Sebelum tahun 2003, investor perorangan membayar pajak penghasilan biasa atas dividen, tetapi
tingkat yang lebih rendah pada keuntungan modal jangka panjang. Jobs dan Growth Act of 2003
mengubah ini, mengurangi tarif pajak atas pendapatan dividen menjadi sama dengan keuntungan modal
jangka panjang.10 Namun, ada dua alasan mengapa apresiasi harga saham masih dikenakan pajak lebih
baik daripada pendapatan dividen. Pertama, nilai waktu dari uang berarti bahwa satu dolar pajak yang
dibayarkan di masa depan memiliki biaya efektif yang lebih rendah daripada satu dolar yang dibayarkan
hari ini. Jadi, bahkan ketika dividen dan keuntungan dikenakan pajak yang sama, keuntungan modal
tidak pernah dikenakan pajak lebih cepat daripada dividen. Kedua, jika suatu saham dipegang sampai
pemegang saham meninggal, maka tidak ada pajak keuntungan modal yang ditimbulkan sama sekali:
penerima manfaat yang menerima saham dapat menggunakan nilainya pada tanggal kematian sebagai
basis biaya mereka dan dengan demikian sepenuhnya melarikan diri dari pajak keuntungan modal.
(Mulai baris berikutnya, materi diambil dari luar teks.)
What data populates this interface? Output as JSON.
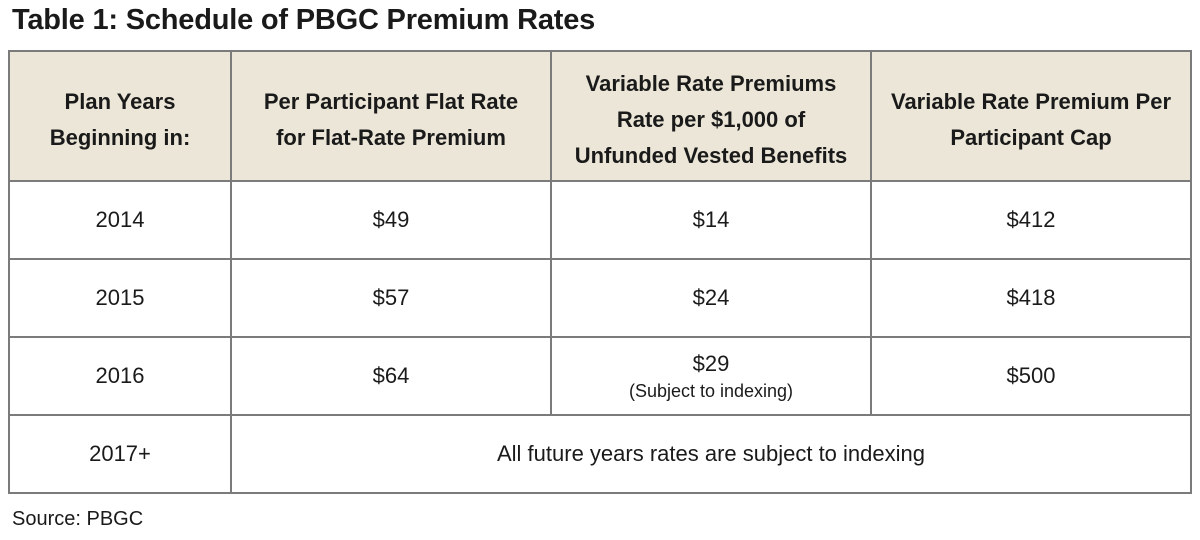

Karena dividen dalam beberapa kasus dikenakan pajak lebih tinggi daripada keuntungan modal, investor
mungkin memerlukan tingkat pengembalian pra-pajak yang lebih tinggi untuk mendorong mereka
membeli saham deviden. Oleh karena itu, investor dapat memilih bahwa perusahaan meminimalkan
dividen. Jika demikian, maka investor harus bersedia membayar lebih untuk perusahaan dengan
pembayaran rendah daripada untuk perusahaan pembayaran tinggi yang sama
Bukti Empiris pada Kebijakan Distribusi
Sangat sulit untuk membangun tes empiris sempurna tentang hubungan antara pembayaran kebijakan
dan tingkat pengembalian yang diminta atas saham. Pertama, semua faktor selain distribusi tingkat
harus dipertahankan konstan; yaitu, perusahaan sampel hanya boleh berbeda dalam tingkat distribusi
mereka. Kedua, biaya ekuitas masing-masing perusahaan harus diukur dengan tingkat akurasi yang
tinggi. Sayangnya, kami tidak dapat menemukan satu set perusahaan milik publik yang hanya berbeda
dalam tingkat distribusinya, juga tidak dapat kami peroleh perkiraan yang tepat dari biaya ekuitas. Oleh
karena itu, belum ada yang mengidentifikasi hubungan yang benar-benar tidak ambigu antara tingkat
distribusi dan biaya ekuitas atau nilai perusahaan. Meskipun tidak ada tes empiris yang sempurna, bukti
terbaru menunjukkan hal itu perusahaan dengan pembayaran dividen yang lebih tinggi juga memiliki
laba yang dibutuhkan lebih tinggi. 12 Ini cenderung mendukung hipotesis efek pajak, meskipun ukuran
pengembalian yang diminta terlalu tinggi sepenuhnya dijelaskan oleh pajak. Biaya agensi harus paling
parah di negara-negara dengan perlindungan investor yang buruk. Di negara-negara seperti itu,
perusahaan dengan pembayaran dividen tinggi harus dihargai lebih tinggi daripada mereka dengan
pembayaran rendah karena pembayaran tinggi membatasi sejauh mana para manajer dapat mengambil
alih kekayaan pemegang saham. Penelitian terbaru menunjukkan bahwa inilah yang terjadi mendukung
hipotesis preferensi dividen dalam kasus perusahaan dengan berat masalah keagenan.13
Meskipun bukti dari penelitian ini bercampur apakah investor rata-rata seragam lebih suka tingkat
distribusi yang lebih tinggi atau lebih rendah, penelitian lain tidak menunjukkan bahwa investor individu
memiliki preferensi yang kuat. Juga, penelitian lain menunjukkan bahwa investor lebih memilih
pembayaran dividen yang stabil dan dapat diprediksi (terlepas dari pembayarannya level) dan bahwa
mereka menginterpretasikan perubahan dividen sebagai sinyal tentang prospek masa depan
perusahaan. Kami membahas masalah ini di beberapa bagian berikutnya.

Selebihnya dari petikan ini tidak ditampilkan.